1.3 Tujuan Penelitian 1.3.1 Tujuan Umum Diketahuinya hubungan dan besar faktor risiko pada anak balita kurus keluarga miskin di Kota Solok Tahun 2018. 1.3.2 Tujuan Khusus 1. Diketahuinya hubungan dan besarnya risiko Pola asuh pada anak balita kurus keluarga miskin di Kota Solok Tahun 2018. 2. Diketahuinya hubungan dan besarnya risiko ASI Eksklusif pada anak balita kurus keluarga miskin di Kota Solok Tahun 2018. 3. Diketahuinya hubungan dan besarnya risiko Kelengkapan Imunisasi pada anak balita kurus keluarga miskin di Kota Solok Tahun 2018. 4. Diketahuinya hubungan dan besarnya risiko Ketersediaan Pangan di rumah tangga pada anak balita kurus di Kota Solok Tahun 2018. 1.4 Manfaat Penelitian 1.4.1 Manfaat Teoritis Hasil penelitian ini dapat memberikan sumbangan pemikiran dalam pengembangan ilmu pengetahuan di bidang kesehatan masyarakat, dan dapat menjadi bahan referensi untuk penelitian selanjutnya.
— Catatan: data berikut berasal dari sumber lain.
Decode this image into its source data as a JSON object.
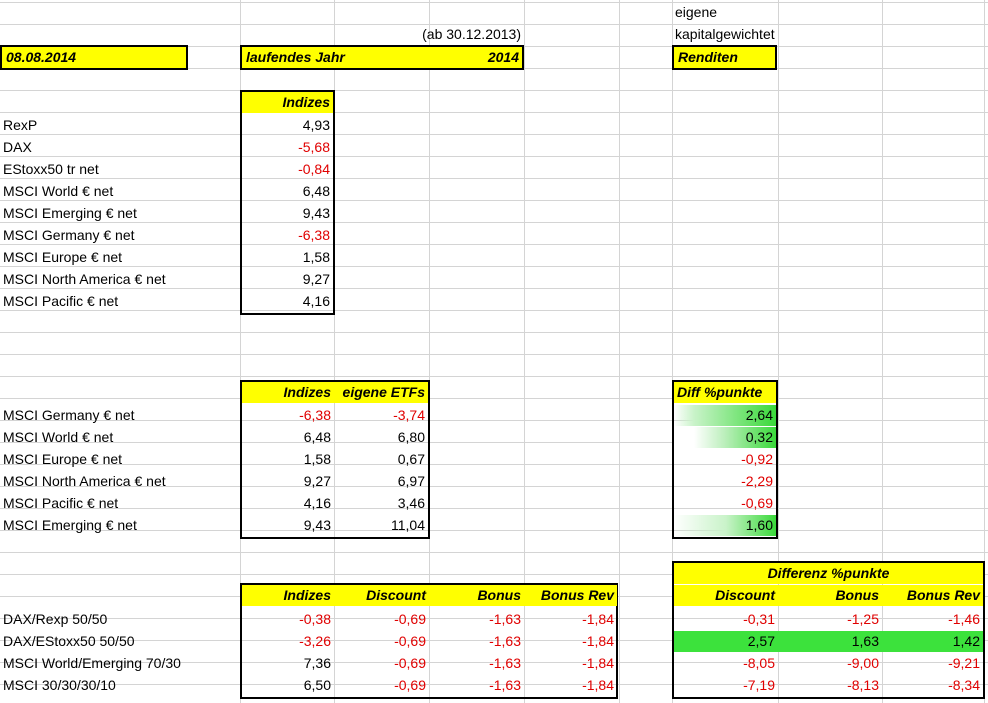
{
  "header": {
    "date": "08.08.2014",
    "since": "(ab 30.12.2013)",
    "current_year_label": "laufendes Jahr",
    "year": "2014",
    "own_line1": "eigene",
    "own_line2": "kapitalgewichtet",
    "returns_label": "Renditen"
  },
  "table1": {
    "header": "Indizes",
    "rows": [
      {
        "name": "RexP",
        "value": "4,93"
      },
      {
        "name": "DAX",
        "value": "-5,68"
      },
      {
        "name": "EStoxx50 tr net",
        "value": "-0,84"
      },
      {
        "name": "MSCI World € net",
        "value": "6,48"
      },
      {
        "name": "MSCI Emerging € net",
        "value": "9,43"
      },
      {
        "name": "MSCI Germany € net",
        "value": "-6,38"
      },
      {
        "name": "MSCI Europe € net",
        "value": "1,58"
      },
      {
        "name": "MSCI North America € net",
        "value": "9,27"
      },
      {
        "name": "MSCI Pacific € net",
        "value": "4,16"
      }
    ]
  },
  "table2": {
    "header_indizes": "Indizes",
    "header_etfs": "eigene ETFs",
    "header_diff": "Diff %punkte",
    "rows": [
      {
        "name": "MSCI Germany € net",
        "index": "-6,38",
        "etf": "-3,74",
        "diff": "2,64",
        "diff_level": 1.0
      },
      {
        "name": "MSCI World € net",
        "index": "6,48",
        "etf": "6,80",
        "diff": "0,32",
        "diff_level": 0.12
      },
      {
        "name": "MSCI Europe € net",
        "index": "1,58",
        "etf": "0,67",
        "diff": "-0,92",
        "diff_level": 0
      },
      {
        "name": "MSCI North America € net",
        "index": "9,27",
        "etf": "6,97",
        "diff": "-2,29",
        "diff_level": 0
      },
      {
        "name": "MSCI Pacific € net",
        "index": "4,16",
        "etf": "3,46",
        "diff": "-0,69",
        "diff_level": 0
      },
      {
        "name": "MSCI Emerging € net",
        "index": "9,43",
        "etf": "11,04",
        "diff": "1,60",
        "diff_level": 0.61
      }
    ]
  },
  "table3": {
    "headers": [
      "Indizes",
      "Discount",
      "Bonus",
      "Bonus Rev"
    ],
    "diff_title": "Differenz %punkte",
    "diff_headers": [
      "Discount",
      "Bonus",
      "Bonus Rev"
    ],
    "rows": [
      {
        "name": "DAX/Rexp 50/50",
        "index": "-0,38",
        "discount": "-0,69",
        "bonus": "-1,63",
        "bonus_rev": "-1,84",
        "d_discount": "-0,31",
        "d_bonus": "-1,25",
        "d_bonus_rev": "-1,46"
      },
      {
        "name": "DAX/EStoxx50 50/50",
        "index": "-3,26",
        "discount": "-0,69",
        "bonus": "-1,63",
        "bonus_rev": "-1,84",
        "d_discount": "2,57",
        "d_bonus": "1,63",
        "d_bonus_rev": "1,42"
      },
      {
        "name": "MSCI World/Emerging 70/30",
        "index": "7,36",
        "discount": "-0,69",
        "bonus": "-1,63",
        "bonus_rev": "-1,84",
        "d_discount": "-8,05",
        "d_bonus": "-9,00",
        "d_bonus_rev": "-9,21"
      },
      {
        "name": "MSCI 30/30/30/10",
        "index": "6,50",
        "discount": "-0,69",
        "bonus": "-1,63",
        "bonus_rev": "-1,84",
        "d_discount": "-7,19",
        "d_bonus": "-8,13",
        "d_bonus_rev": "-8,34"
      }
    ]
  },
  "colors": {
    "negative": "#e00000",
    "header_fill": "#ffff00",
    "positive_fill": "#3ce23c"
  }
}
1.4.2 Manfaat Praktis 1. Bagi Peneliti Menambah wawasan dan pengalaman belajar dalam mengaplikasikan ilmu yang telah didapat selama perkuliahan. 2. Bagi Masyarakat Sebagai informasi tentang faktor risiko yang memengaruhi anak balita kurus bagi masyarakat agar insiden balita kurus menurun dan meningkatkan derajat kesehatan masyarakat. 3. Bagi Instansi Pemerintah Sebagai bahan masukan bagi pemerintah daerah atau instansi kesehatan, khususnya Dinas Kesehatan Kota (DKK) Solok dalam pengambilan keputusan tentang pencegahan dan pengendalian faktor risiko balita kurus di Kota Solok. 1.5 Ruang Lingkup Penelitian Penelitian ini merupakan studi kasus kontrol untuk mengetahui hubungan dan besarnya faktor risiko pola asuh, ASI eksklusif, kelengkapan imunisasi, dan ketersediaan pangan dalam rumah tangga yang memengaruhi kejadian anak balita kurus pada keluarga miskin di Kota Solok Tahun 2018.